Understanding Chile's Coastal XC

Understanding Chile’s Coastal XC

15 October, 2016

What if someone told you that you could free-fly 200km without ever getting higher than 1,200m ASL? It would be reasonable to view them with skepticism, especially if they said you could do it while in the marine layer. Honza Rejmanek explains how it’s possible.

For most coastal regions, this would be dubious. However, in northern Chile, such flights were achieved over 20 years ago.

To understand how this is possible take a look at this sounding from Antofagasta, 380km south of Iquique, Chile. The terrain rises quickly on this whole stretch of Pacific coast. This blocks the marine layer from penetrating more than a few km inland.

There are other places in the world with shorter stretches of steep coastline that are capable of forming an effective barrier for the marine layer. However, what makes the north coast of Chile unique is that it does not rain there. Apart from a few cities built near rivers that originate in the high Andes, the surface is completely dry.

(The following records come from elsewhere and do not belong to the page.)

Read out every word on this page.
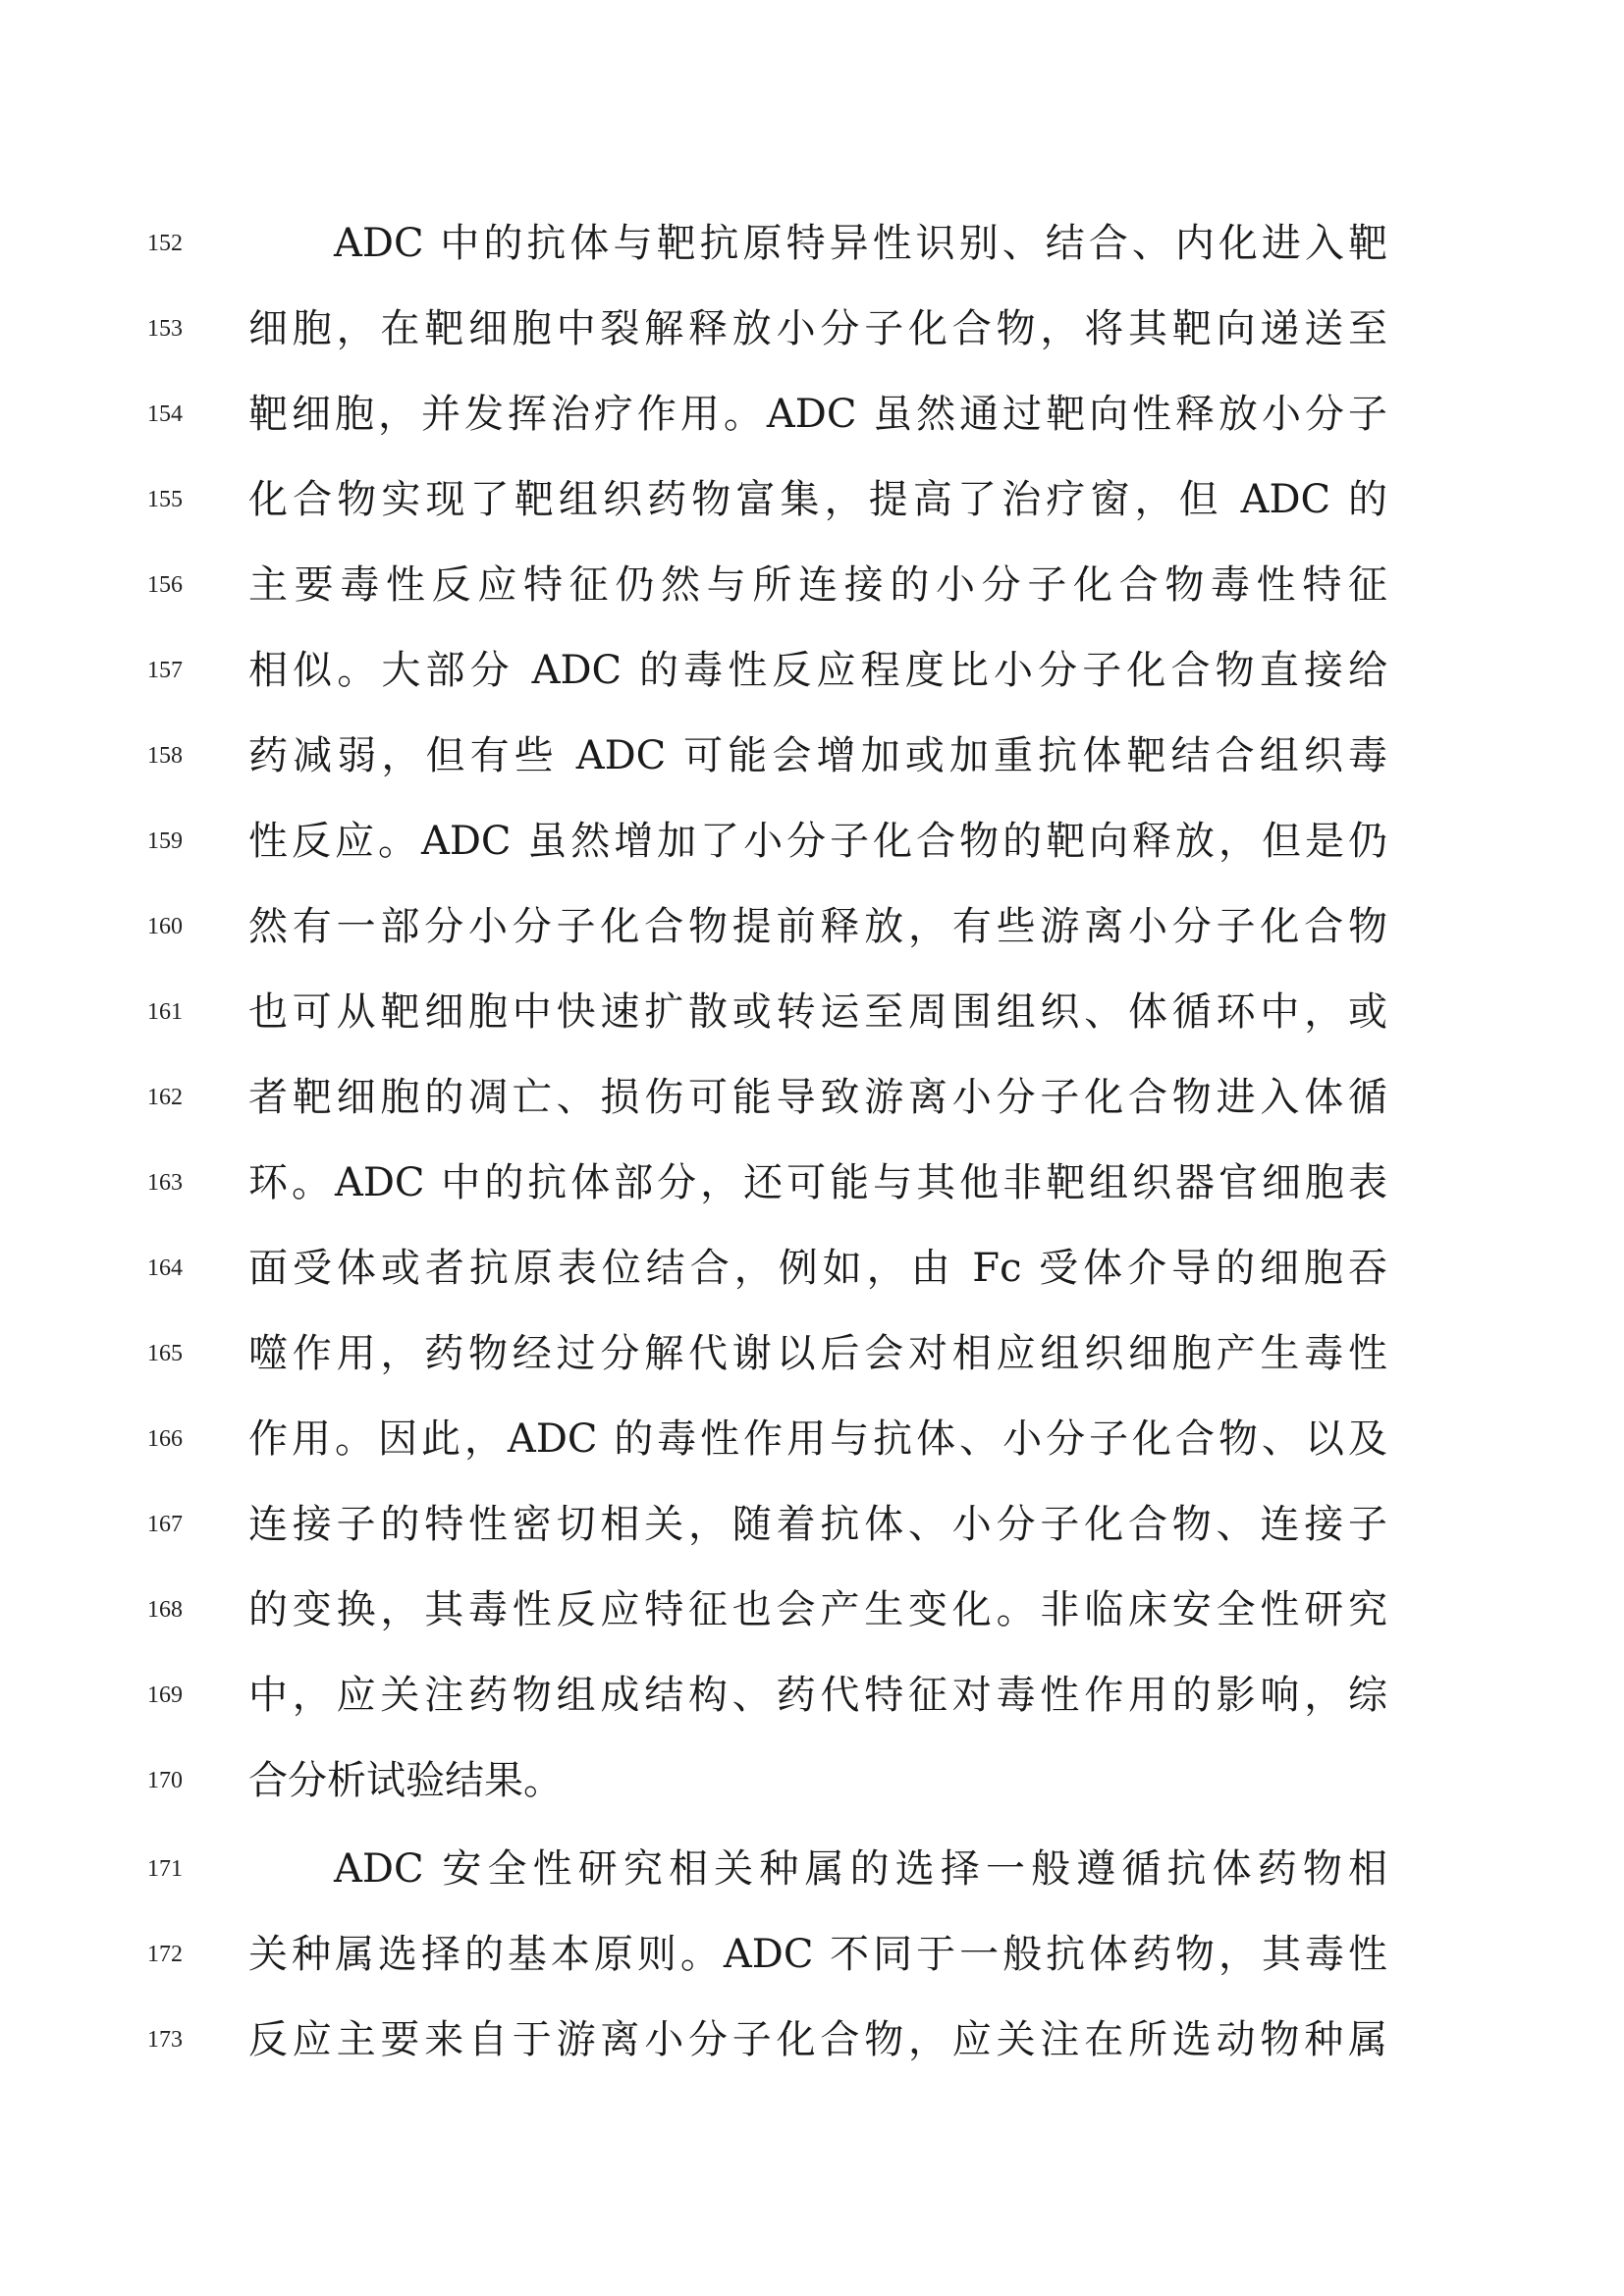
152	ADC 中的抗体与靶抗原特异性识别、结合、内化进入靶
153	细胞，在靶细胞中裂解释放小分子化合物，将其靶向递送至
154	靶细胞，并发挥治疗作用。ADC 虽然通过靶向性释放小分子
155	化合物实现了靶组织药物富集，提高了治疗窗，但 ADC 的
156	主要毒性反应特征仍然与所连接的小分子化合物毒性特征
157	相似。大部分 ADC 的毒性反应程度比小分子化合物直接给
158	药减弱，但有些 ADC 可能会增加或加重抗体靶结合组织毒
159	性反应。ADC 虽然增加了小分子化合物的靶向释放，但是仍
160	然有一部分小分子化合物提前释放，有些游离小分子化合物
161	也可从靶细胞中快速扩散或转运至周围组织、体循环中，或
162	者靶细胞的凋亡、损伤可能导致游离小分子化合物进入体循
163	环。ADC 中的抗体部分，还可能与其他非靶组织器官细胞表
164	面受体或者抗原表位结合，例如，由 Fc 受体介导的细胞吞
165	噬作用，药物经过分解代谢以后会对相应组织细胞产生毒性
166	作用。因此，ADC 的毒性作用与抗体、小分子化合物、以及
167	连接子的特性密切相关，随着抗体、小分子化合物、连接子
168	的变换，其毒性反应特征也会产生变化。非临床安全性研究
169	中，应关注药物组成结构、药代特征对毒性作用的影响，综
170	合分析试验结果。
171	ADC 安全性研究相关种属的选择一般遵循抗体药物相
172	关种属选择的基本原则。ADC 不同于一般抗体药物，其毒性
173	反应主要来自于游离小分子化合物，应关注在所选动物种属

Northern Chile lies in the tropics, so this dry surface feels strong sun every day. There is no water to evaporate so the surface heats up fast and in turn heats the air. With cool air moving in off the ocean there is a strong contrast in the surface temperature and the air just above. This is the perfect formula for fast heat transfer to the air. This means usable thermals start forming within a few hundred metres of the coastline.

Understanding Chile's Coastal XC
Antofagasta Sounding
All the flying is done in the marine layer, which is capped by an extremely strong inversion. Pilots will be able to thermal up to 880mb, or about 1,000m

This sounding, taken on 22 Dec 2015, is a typical day. The marine layer is very pronounced, starting at the surface and going up to 880mb, a bit over 1,000m ASL.

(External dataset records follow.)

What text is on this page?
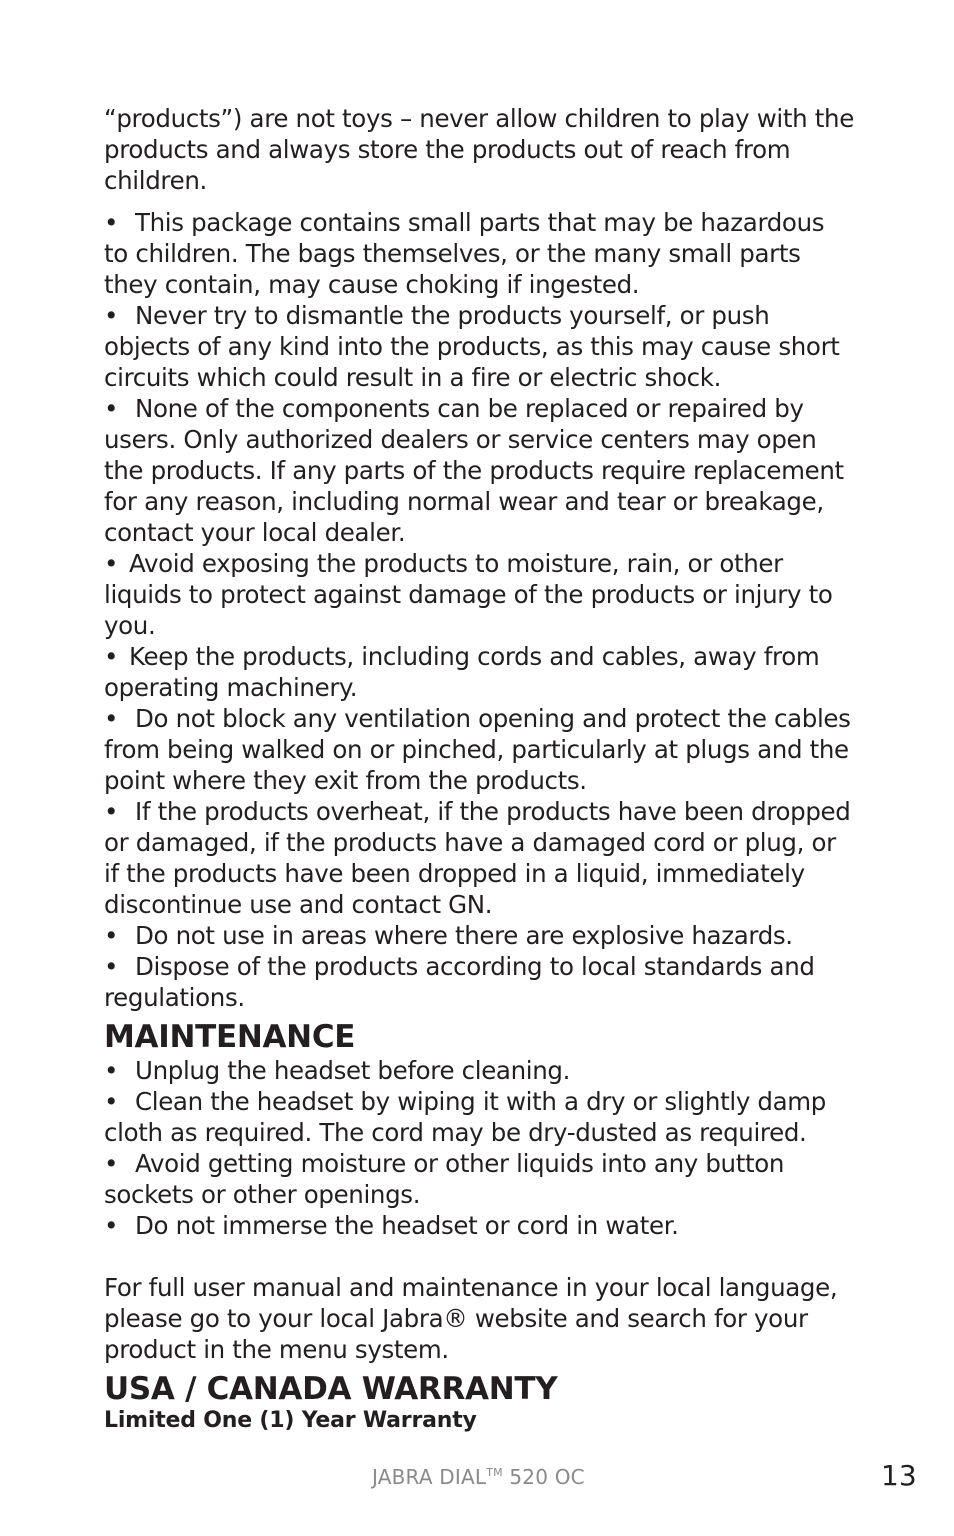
“products”) are not toys – never allow children to play with the products and always store the products out of reach from children.

• This package contains small parts that may be hazardous to children. The bags themselves, or the many small parts they contain, may cause choking if ingested.

• Never try to dismantle the products yourself, or push objects of any kind into the products, as this may cause short circuits which could result in a fire or electric shock.

• None of the components can be replaced or repaired by users. Only authorized dealers or service centers may open the products. If any parts of the products require replacement for any reason, including normal wear and tear or breakage, contact your local dealer.

• Avoid exposing the products to moisture, rain, or other liquids to protect against damage of the products or injury to you.

• Keep the products, including cords and cables, away from operating machinery.

• Do not block any ventilation opening and protect the cables from being walked on or pinched, particularly at plugs and the point where they exit from the products.

• If the products overheat, if the products have been dropped or damaged, if the products have a damaged cord or plug, or if the products have been dropped in a liquid, immediately discontinue use and contact GN.

• Do not use in areas where there are explosive hazards.

• Dispose of the products according to local standards and regulations.

MAINTENANCE

• Unplug the headset before cleaning.

• Clean the headset by wiping it with a dry or slightly damp cloth as required. The cord may be dry-dusted as required.

• Avoid getting moisture or other liquids into any button sockets or other openings.

• Do not immerse the headset or cord in water.

For full user manual and maintenance in your local language, please go to your local Jabra® website and search for your product in the menu system.

USA / CANADA WARRANTY

Limited One (1) Year Warranty

JABRA DIAL™ 520 OC	13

The wind in this layer is light, around 5kts as seen on the wind barbs. We see that the temperature within the marine layer decreases with height at a rate that is close to the dry adiabatic lapse rate of 1°C per 100m.

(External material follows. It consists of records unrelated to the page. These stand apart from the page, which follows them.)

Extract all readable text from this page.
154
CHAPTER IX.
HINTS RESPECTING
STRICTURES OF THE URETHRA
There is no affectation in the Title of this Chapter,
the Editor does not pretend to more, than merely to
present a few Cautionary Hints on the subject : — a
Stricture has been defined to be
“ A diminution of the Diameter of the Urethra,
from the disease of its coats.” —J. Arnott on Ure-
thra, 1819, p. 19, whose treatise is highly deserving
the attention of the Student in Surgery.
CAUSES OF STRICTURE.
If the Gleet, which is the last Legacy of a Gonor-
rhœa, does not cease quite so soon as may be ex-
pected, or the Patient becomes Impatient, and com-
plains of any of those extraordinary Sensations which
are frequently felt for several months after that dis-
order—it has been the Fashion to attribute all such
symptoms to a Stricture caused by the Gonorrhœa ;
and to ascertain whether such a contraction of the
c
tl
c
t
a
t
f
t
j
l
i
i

The weather balloon goes up in the morning hours. However, it is common to see such a lapse rate in the marine layer even at night. The reason for this is that, out at sea, marine layers are often capped by a thin deck of stratus cloud. This is evident on the Antofagasta sounding where the temperature and the dew-point temperature are almost the same at the top of the marine layer.

The top of the marine layer is marked with an abrupt temperature increase of more than 10°C. Dew-point temperature decreases by over 30°C. The stratus clouds that mark the top of the marine layer evaporate near their tops. The evaporatively cooled air descends and causes mixing. This can be thought of as backwards thermals. It is still convection but it is driven from the top rather than the bottom.

Recently this column discussed what happens to cooling Miso soup. This backward convection can function at night. This convection is slow and would not sustain human soaring flight. Nonetheless it means surface inversions do not set up within the marine layer.

Early morning the thin stratus deck will hug terrain, but as the sun begins to heat the terrain the stratus thins out and allows more sun to heat the surface. With a heated surface, and a well-mixed marine layer moving onshore, thermals start popping. Some can be strong and tight cored.

None are strong enough to penetrate very high into the extremely strong inversion that tops the marine layer. These topped-out thermals cannot go higher nor can they move inland due to steep, high, topography. At the top of the marine layer the flow turns offshore.

On this sounding we see light SW onshore flow in the bottom of the marine layer, S flow in the middle portion and E offshore flow near the top. One can begin to visualise a helical spiral along the coastline. Abundant thermals and a northward drift allow for long flights.

Given this same sounding we can begin to imagine what flying 20km inland might be like, where the lowest terrain would be at 1,500m or higher above sea level. Above 850mb, 1,500m, we would be in effect starting to fly in a completely different layer.

It would be slightly stable in the morning but given dry air, arid surface and strong sun it wouldn’t take much past 9am for thermals to start. These would soon reach 700mb where we see a fairly deep stable layer.

Near the top of this stable layer there is a 25 kt wind from the NW. If inland the surface temperatures reached 35°C at 1,500m then even this stable layer might erode allowing for stronger winds to mix down.

Conditions inland in a tropical desert often go from turning on, to too strong quite fast. This is why in this part of the globe most pilots will choose to fly in the more tolerable conditions found within the marine layer, even though they can never thermal out of it. With 200k available, there is little need.